How can you tell if your kid is drunk?
Again, look at his eyes- if he is drunk you may see pupils dancing in small circles. The dancing eyes give the sensation of “dizziness” to drunk individuals.

Pharming: We teach our children that medicine is not candy, and yet Pharming—consuming prescription substances to get a high—is a big problem among teens. Since 2003, according to the Centers for Disease Control, more overdose deaths have involved painkillers like Vicodin and Percocet than heroin and cocaine combined. Among teens, medications prescribed for Attention Deficit Hyperactivity Disorder are the most popular pharmed drugs.

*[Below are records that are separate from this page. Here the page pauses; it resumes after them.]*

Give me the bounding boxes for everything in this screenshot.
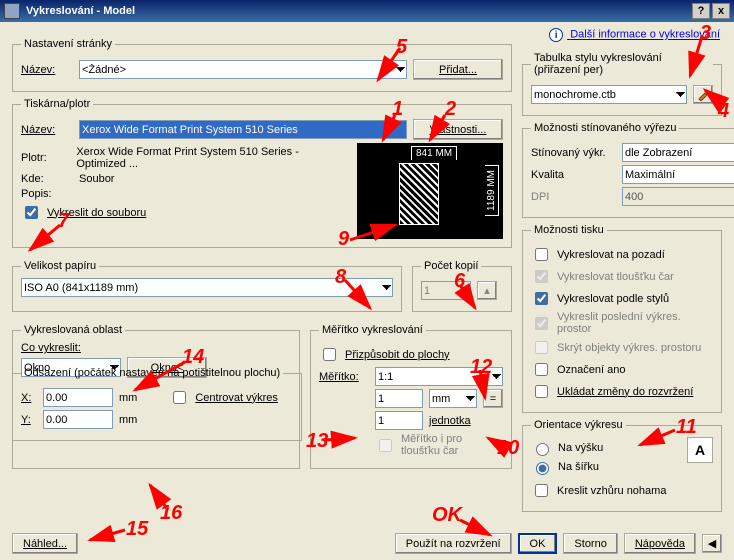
- offset-x-input[interactable]: [43, 388, 113, 407]
- scale-equals-button[interactable]: =: [483, 389, 503, 408]
- opt-hide-label: Skrýt objekty výkres. prostoru: [557, 342, 701, 354]
- opt-last-label: Vykreslit poslední výkres. prostor: [557, 311, 713, 335]
- opt-stamp-checkbox[interactable]: [535, 363, 548, 376]
- ok-button[interactable]: OK: [518, 533, 558, 554]
- offset-y-unit: mm: [119, 414, 137, 426]
- copies-input: [421, 281, 471, 300]
- scale-lineweight-label: Měřítko i pro tloušťku čar: [401, 433, 503, 457]
- quality-select[interactable]: Maximální: [622, 165, 734, 184]
- opt-hide-checkbox: [535, 341, 548, 354]
- plotr-value: Xerox Wide Format Print System 510 Serie…: [76, 146, 349, 170]
- orientation-preview-icon: A: [687, 437, 713, 463]
- opt-stamp-label: Označení ano: [557, 364, 626, 376]
- what-to-plot-label: Co vykreslit:: [21, 342, 81, 354]
- apply-to-layout-button[interactable]: Použít na rozvržení: [395, 533, 512, 554]
- help-button[interactable]: Nápověda: [624, 533, 696, 554]
- offset-y-label: Y:: [21, 414, 37, 426]
- app-icon: [4, 3, 20, 19]
- opt-save-checkbox[interactable]: [535, 385, 548, 398]
- plot-options-group: Možnosti tisku Vykreslovat na pozadí Vyk…: [522, 224, 722, 413]
- add-button[interactable]: Přidat...: [413, 59, 503, 80]
- plot-to-file-label: Vykreslit do souboru: [47, 207, 146, 219]
- fit-to-paper-checkbox[interactable]: [323, 348, 336, 361]
- printer-group: Tiskárna/plotr Název: Xerox Wide Format …: [12, 98, 512, 248]
- offset-y-input[interactable]: [43, 410, 113, 429]
- plot-style-table-group: Tabulka stylu vykreslování (přiřazení pe…: [522, 52, 722, 116]
- scale-unit-input[interactable]: [375, 411, 423, 430]
- preview-button[interactable]: Náhled...: [12, 533, 78, 554]
- pagesetup-name-label: Název:: [21, 64, 73, 76]
- opt-bg-label: Vykreslovat na pozadí: [557, 249, 665, 261]
- center-plot-checkbox[interactable]: [173, 391, 186, 404]
- offset-legend: Odsazení (počátek nastaven na potištitel…: [21, 367, 283, 379]
- window-title: Vykreslování - Model: [26, 5, 135, 17]
- printer-name-label: Název:: [21, 124, 73, 136]
- scale-label: Měřítko:: [319, 371, 369, 383]
- portrait-label: Na výšku: [558, 442, 603, 454]
- paper-size-legend: Velikost papíru: [21, 260, 99, 272]
- shaded-viewport-group: Možnosti stínovaného výřezu Stínovaný vý…: [522, 122, 734, 218]
- landscape-radio[interactable]: [536, 462, 549, 475]
- titlebar-help-button[interactable]: ?: [692, 3, 710, 19]
- kde-label: Kde:: [21, 173, 73, 185]
- properties-button[interactable]: Vlastnosti...: [413, 119, 503, 140]
- copies-spinner: ▴: [477, 281, 497, 300]
- scale-unit2-label: jednotka: [429, 415, 471, 427]
- dpi-label: DPI: [531, 191, 616, 203]
- center-plot-label: Centrovat výkres: [195, 392, 278, 404]
- opt-last-checkbox: [535, 317, 548, 330]
- scale-select[interactable]: 1:1: [375, 367, 503, 386]
- opt-lw-label: Vykreslovat tloušťku čar: [557, 271, 674, 283]
- upside-down-checkbox[interactable]: [535, 484, 548, 497]
- shade-plot-select[interactable]: dle Zobrazení: [622, 143, 734, 162]
- titlebar-close-button[interactable]: x: [712, 3, 730, 19]
- scale-unit-select[interactable]: mm: [429, 389, 477, 408]
- shade-plot-label: Stínovaný výkr.: [531, 147, 616, 159]
- page-setup-legend: Nastavení stránky: [21, 38, 115, 50]
- scale-lineweight-checkbox: [379, 439, 392, 452]
- shaded-viewport-legend: Možnosti stínovaného výřezu: [531, 122, 679, 134]
- cancel-button[interactable]: Storno: [563, 533, 617, 554]
- expand-button[interactable]: ◀: [702, 534, 722, 553]
- plot-style-table-select[interactable]: monochrome.ctb: [531, 85, 687, 104]
- opt-save-label: Ukládat změny do rozvržení: [557, 386, 693, 398]
- scale-mm-input[interactable]: [375, 389, 423, 408]
- plot-area-legend: Vykreslovaná oblast: [21, 324, 125, 336]
- printer-legend: Tiskárna/plotr: [21, 98, 93, 110]
- opt-styles-checkbox[interactable]: [535, 292, 548, 305]
- portrait-radio[interactable]: [536, 443, 549, 456]
- offset-group: Odsazení (počátek nastaven na potištitel…: [12, 367, 302, 441]
- printer-name-select[interactable]: Xerox Wide Format Print System 510 Serie…: [79, 120, 407, 139]
- opt-bg-checkbox[interactable]: [535, 248, 548, 261]
- fit-to-paper-label: Přizpůsobit do plochy: [345, 349, 450, 361]
- upside-down-label: Kreslit vzhůru nohama: [557, 485, 666, 497]
- kde-value: Soubor: [79, 173, 114, 185]
- paper-size-select[interactable]: ISO A0 (841x1189 mm): [21, 278, 393, 297]
- orientation-legend: Orientace výkresu: [531, 419, 626, 431]
- paper-size-group: Velikost papíru ISO A0 (841x1189 mm): [12, 260, 402, 312]
- opt-styles-label: Vykreslovat podle stylů: [557, 293, 669, 305]
- orientation-group: Orientace výkresu Na výšku Na šířku A Kr…: [522, 419, 722, 512]
- offset-x-unit: mm: [119, 392, 137, 404]
- plotr-label: Plotr:: [21, 152, 70, 164]
- plot-scale-legend: Měřítko vykreslování: [319, 324, 426, 336]
- copies-legend: Počet kopií: [421, 260, 481, 272]
- copies-group: Počet kopií ▴: [412, 260, 512, 312]
- paper-preview: 841 MM 1189 MM: [357, 143, 503, 239]
- pagesetup-name-select[interactable]: <Žádné>: [79, 60, 407, 79]
- landscape-label: Na šířku: [558, 461, 599, 473]
- plot-scale-group: Měřítko vykreslování Přizpůsobit do ploc…: [310, 324, 512, 469]
- plot-options-legend: Možnosti tisku: [531, 224, 607, 236]
- edit-style-button[interactable]: [693, 85, 713, 104]
- page-setup-group: Nastavení stránky Název: <Žádné> Přidat.…: [12, 38, 512, 92]
- plot-style-table-legend: Tabulka stylu vykreslování (přiřazení pe…: [531, 52, 713, 76]
- quality-label: Kvalita: [531, 169, 616, 181]
- offset-x-label: X:: [21, 392, 37, 404]
- opt-lw-checkbox: [535, 270, 548, 283]
- plot-to-file-checkbox[interactable]: [25, 206, 38, 219]
- popis-label: Popis:: [21, 188, 73, 200]
- dpi-input: [622, 187, 734, 206]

Don’t unwittingly contribute to a pharming party where kids raid medicine cabinets, deposit pills into big bowls and randomly ingest them. This upcoming week, April 28, is National Prescription Drug Take-Back Day . Make it a spring cleaning priority.

The most important phone number parents (and doctors) can know:

poison control: 1-800-222-1222

Melisa Lai Becker, MD, is chief of Emergency Medicine at the Cambridge Health Alliance at Whidden Memorial Hospital campus in Everett, Massachusetts. She also serves as Director of Medical Toxicology of the Cambridge Health Alliance and as a Harvard Medical School instructor.